Was der New Yorker Subway ihre Helvetica ist, ist der Londoner Tube ihre Johnston: markig, etwas verschroben, exzellent lesbar und sehr britisch kommt die Schrift daher, die dem Londoner U-Bahn-Netzwerk ihre Stimme gibt. Die 1916 von Edward Johnston gestaltete Schrift feiert in diesem Jahr ihren 100. Geburtstag. Zum Jubiläum wurde Johnston nun durch das Design-Team von Monotype überarbeitet. Im Zentrum stand dabei vor allen Dingen die Erweiterung der Schrift um weitere Schnitte sowie die reaktivierung ihres ursprünglichen Charakters.
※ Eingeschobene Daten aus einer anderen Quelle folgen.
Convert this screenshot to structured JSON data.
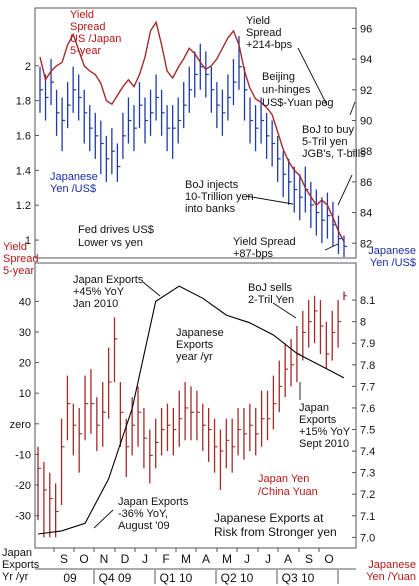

Marking the centennial of Johnston, the London transport network’s iconic typeface, Monotype and Transport for London (TfL) today unveiled the forthcoming release of the newly designed Johnston100 typeface. Remastered by Monotype to bring back the original flavour of the Johnston design developed 100 years ago, Johnston100 expands the palette of the original typeface to embrace both contemporary typographic trends and new digital requirements. Johnston100 includes five weights of the design, including two brand new contemporary weights: hairline and thin, and will start to appearing across the TfL network later this year. Johnston was originally designed by Edward Johnston in 1916 and is instantly recognisable as the graphic language of London. Used across all trains and buses, station signage and wayfinding, Johnston is ingrained in the fabric of the city.
Johnston100: Why now?
2016 marks the 100th year anniversary of the Johnston typeface. As TfL’s presence has expanded beyond physical locations/uses like train stations and uniforms to digital mediums like apps, signage and social media, the need for a modern spin on the classic typeface became apparent. Monotype expanded the design to allow for better usability across various branding platforms, and has added new weights in order to expand the voice of the typeface. This allows for a more nuanced palette and wider versatility in the design.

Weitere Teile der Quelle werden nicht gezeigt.